Draco menatap kedalam matanya sendiri yang berada dalam mata puterinya, kemudian tersenyum,"Ayah nggak peduli dimana pun kau masuk, Felicity. Karena ayah akan selalu bangga padamu, apapun yang terjadi. Dan dengan tidak menjadi seorang Slytherine," Draco menggelengkan kepala,"Itu bukanlah suatu masalah,"
Felicity tersenyum senang dan memeluk ayahnya sekali lagi,"Trims, ayah" ujarnya.
Draco tertawa dan mencium kepala puterinya,"Sama-sama, sayang" bisiknya.
Mereka tetap seperti itu, berpelukan erat seperti tak akan ada lagi hari esok, sampai kereta kembali berbunyi. Draco Malfoy melepaskan puterinya dengan enggan."Berjanjilah padaku kau akan baik-baik saja," ujarnya, menatap kearah mata puterinya.
"Aku janji akan baik-baik saja, ayah" janji Felicity sambil tersenyum."Ayah juga harus janji ayah akan baik-baik saja,"
Draco menghela nafas, Felicity selalu menjadi lebih dewasa dari usianya,"Ayah janji,"
"Aku akan menulis kepada ayah secepatnya," janji Felicity.

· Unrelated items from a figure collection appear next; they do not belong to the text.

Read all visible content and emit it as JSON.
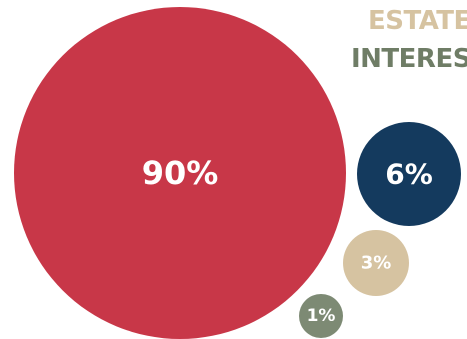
{
  "side_labels": [
    "ESTATE",
    "INTERES"
  ],
  "colors": {
    "red": "#c83748",
    "navy": "#143a5e",
    "tan": "#d6c3a1",
    "sage": "#7d8a74",
    "label_tan": "#d6c3a1",
    "label_sage": "#6f7d66"
  },
  "chart_data": {
    "type": "bubble",
    "title": "",
    "values": [
      90,
      6,
      3,
      1
    ],
    "labels": [
      "90%",
      "6%",
      "3%",
      "1%"
    ],
    "colors": [
      "#c83748",
      "#143a5e",
      "#d6c3a1",
      "#7d8a74"
    ]
  }
}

"Ayah akan menunggu," ujar Draco.
Felicity tersenyum kepada ayahnya sekali lagi sebelum mengikuti Ergo masuk kedalam kereta. Kereta mulai berjalan, Draco berjalan dipinggir rel. Menututi kereta. Draco merasa tidak rela puterinya pergi darinya. Sulit mengakuinya, tapi Draco ingin menangis dan meminta agar puterinya tidak pergi meninggalkannya seperti ibu puterinya, yang pergi darinya.
Draco merasakan seseorang menepuk pundaknya. Draco menoleh kebelakang, Blaise Zabini tersenyum menguatkan."Ia akan baik-baik saja," ujarnya.
Draco Malfoy tersenyum,"Aku tahu ia akan baik-baik saja," gumamnya, kembali menatap kereta yang terbang pergi menjauhinya.